I.HATZISTAVROU / SIPA

Alors que la dernière sonnerie du jour retentit, le lycée se vide de ses élèves, qui s’empressent de retrouver leur domicile familial. Isabelle, elle, emprunte des chemins on ne peut plus déraisonnables. Elle prend la direction d’un hôtel – et quelle sorte d’hôtel… – et, dans le mystère d’une chambre anonyme, va s’adonner à une pratique qui, pense t-on, ne souille pas la jeunesse. A la lubricité sénile et aux verges du hasard, elle expose et offre son jeune corps innocent. Des « prestations » pour lesquelles elle tire quelque plaisir aventureux et, surtout, force argent. A ceux qui crieraient à la folie, on répondrait qu’« on n’est pas sérieux quand on a dix-sept ans ».

> La vie après les cours

Cette leitmotiv du film Jeune et jolie (2013) de François Ozon n’a hélas rien de fictionnel. La réalité est que, une fois passé le bac, 40 000 jeunes – presque exclusivement des filles mèneraient une vie parallèle à leurs « chères études ». A l’inverse d’Isabelle, elles sont moins soucieuses de libérer de l’ocytocine que de se libérer de la galère. Car la condition étudiante, déjà suffisamment représentée comme instable et précaire, atteint parfois des bas-fonds insoupçonnés. Et ce n’est pas révéler un secret d’alcôve que de rappeler que la prostitution est aussi l’affaire des étudiantes.

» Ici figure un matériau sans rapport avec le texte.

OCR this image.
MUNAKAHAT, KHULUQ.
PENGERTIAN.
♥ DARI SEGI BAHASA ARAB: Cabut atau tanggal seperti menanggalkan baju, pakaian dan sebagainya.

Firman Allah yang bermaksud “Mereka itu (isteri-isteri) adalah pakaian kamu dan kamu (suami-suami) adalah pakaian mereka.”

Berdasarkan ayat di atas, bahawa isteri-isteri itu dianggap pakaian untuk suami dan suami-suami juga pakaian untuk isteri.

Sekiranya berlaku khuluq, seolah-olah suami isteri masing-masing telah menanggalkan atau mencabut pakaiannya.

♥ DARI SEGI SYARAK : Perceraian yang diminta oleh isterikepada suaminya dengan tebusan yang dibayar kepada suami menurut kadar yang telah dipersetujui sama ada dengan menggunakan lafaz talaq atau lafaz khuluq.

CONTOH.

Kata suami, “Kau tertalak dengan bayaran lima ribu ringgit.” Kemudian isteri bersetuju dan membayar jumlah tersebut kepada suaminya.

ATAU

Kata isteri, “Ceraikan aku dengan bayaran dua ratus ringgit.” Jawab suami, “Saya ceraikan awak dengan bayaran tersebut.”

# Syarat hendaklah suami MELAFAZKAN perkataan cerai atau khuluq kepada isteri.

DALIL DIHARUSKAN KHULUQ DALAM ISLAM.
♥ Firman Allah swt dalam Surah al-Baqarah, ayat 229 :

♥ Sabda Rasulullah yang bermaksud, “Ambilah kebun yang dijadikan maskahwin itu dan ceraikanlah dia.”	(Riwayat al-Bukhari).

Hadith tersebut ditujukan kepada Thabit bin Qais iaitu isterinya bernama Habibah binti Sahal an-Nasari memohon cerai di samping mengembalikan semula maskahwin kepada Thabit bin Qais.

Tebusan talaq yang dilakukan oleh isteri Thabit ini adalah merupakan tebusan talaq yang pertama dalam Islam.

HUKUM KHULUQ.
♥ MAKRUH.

Laura D., qui raconte son expérience dans Mes chères études. Étudiante, 19 ans, job alimentaire : prostituée (Max Milo, 2008), commet le même péché qu’Isabelle. La différence est que l’une vient d’une famille modeste et l’autre de la petite bourgeoisie parisienne ; l’une le fait sous la contrainte, pour appuyer son indépendance, tandis que l’autre le fait par plaisir, comme pour s’affranchir d’une vie trop rangée. Mais qu’importe ces différences, l’important est que lumière soit faite sur cette réalité indigne et dérangeante.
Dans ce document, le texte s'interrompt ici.